With our decades-old data center in Massachusetts, power, space, cooling and budget were beginning to run out, but the business demand continued unabated.  In the old physical world, server utilization was very low so numerous applications were added to whatever servers had room. Database clusters evolved into database grids supporting many applications until everything was pretty much running on everything. This “multi-tenant sprawl” made identifying interdependencies among applications and infrastructure extremely challenging.

This tangle of applications and infrastructure had been magnified by the antiqued processes under which IT operated.  Designers and architects were very much a village of artisans, who would handcraft each application architecture and attempt to record the design as it changed.  The result could be a 60-page document!  Over time, as more and more changes took place, it became difficult to properly document the changes. To make matters worse, these folks may have even left the department or company, so no one truly knew the details of many applications.

In most cases, figuring out which applications, networks and servers are interconnected is an unavoidable and time-consuming step in your migration. However, if you take the time to have a solid configuration management tool and process in place to capture what’s connected to what, both in the migration discovery process and going forward, you will be ahead of the game. Configuration management is the cookbook for your hardware, software and applications.

Solving the configuration puzzle first

EMC IT began the process of moving our data center to a brand new cloud data center facility in Durham, NC, back in October of 2010. The new data center was part of our journey to the cloud, which began with consolidating and then extensively virtualizing our servers several years before.  We knew the discovery process of identifying all our databases, applications and interdependencies would be a major part of the migration program.


When I came on board as Program Manager for the project in December of 2009, solving the configuration puzzle was the first step to planning out how to bundle our applications and databases to map out the migration. When we interviewed business leaders and application owners, we realized we had such multi-tenant sprawl, we could not migrate applications according to the corresponding application tier servers.  We opted instead, to organize the move by the applications running on our multi-tenant database grids, which we would move at the same time.  The web and app tiers would either be migrated outright to the new facility or, if they were multi-tenant servers supporting other applications on a different schedule, we cloned or built new VMs just for those applications migrating at that time. This is the strategy that ultimately made our migration a success.

Our biggest challenge was identifying all  the applications and the people who supported them.  To track our discovery, we devised homemade tools to record the configurations. We then manually created spreadsheets from which we built orders and to help us design storage configurations and layouts.
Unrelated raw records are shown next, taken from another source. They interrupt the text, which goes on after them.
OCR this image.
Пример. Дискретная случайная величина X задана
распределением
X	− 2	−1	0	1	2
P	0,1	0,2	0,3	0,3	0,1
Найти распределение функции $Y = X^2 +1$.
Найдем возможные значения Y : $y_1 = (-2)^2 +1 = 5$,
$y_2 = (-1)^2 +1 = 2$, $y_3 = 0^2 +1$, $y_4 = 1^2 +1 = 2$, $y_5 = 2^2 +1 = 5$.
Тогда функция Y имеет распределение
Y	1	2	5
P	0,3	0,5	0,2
At the time, we didn’t realize how much time and effort we would have saved by having a robust, pre-established configuration management database and an automation-orchestration tool to handle the process. Such tools were fairly limited at the time.

With the migration behind us, we are now creating a streamlined configuration management system to capture what’s interconnected.  However, we will have to reconstruct a lot of the configuration information we gathered during the discovery process because we lacked a system to properly record it from the outset.

So, among the lessons learned in EMC’s data center migration that could save your organization some time and effort: Address configuration management in conjunction with your data center migration; you might as well time it to make the most of your discovery work.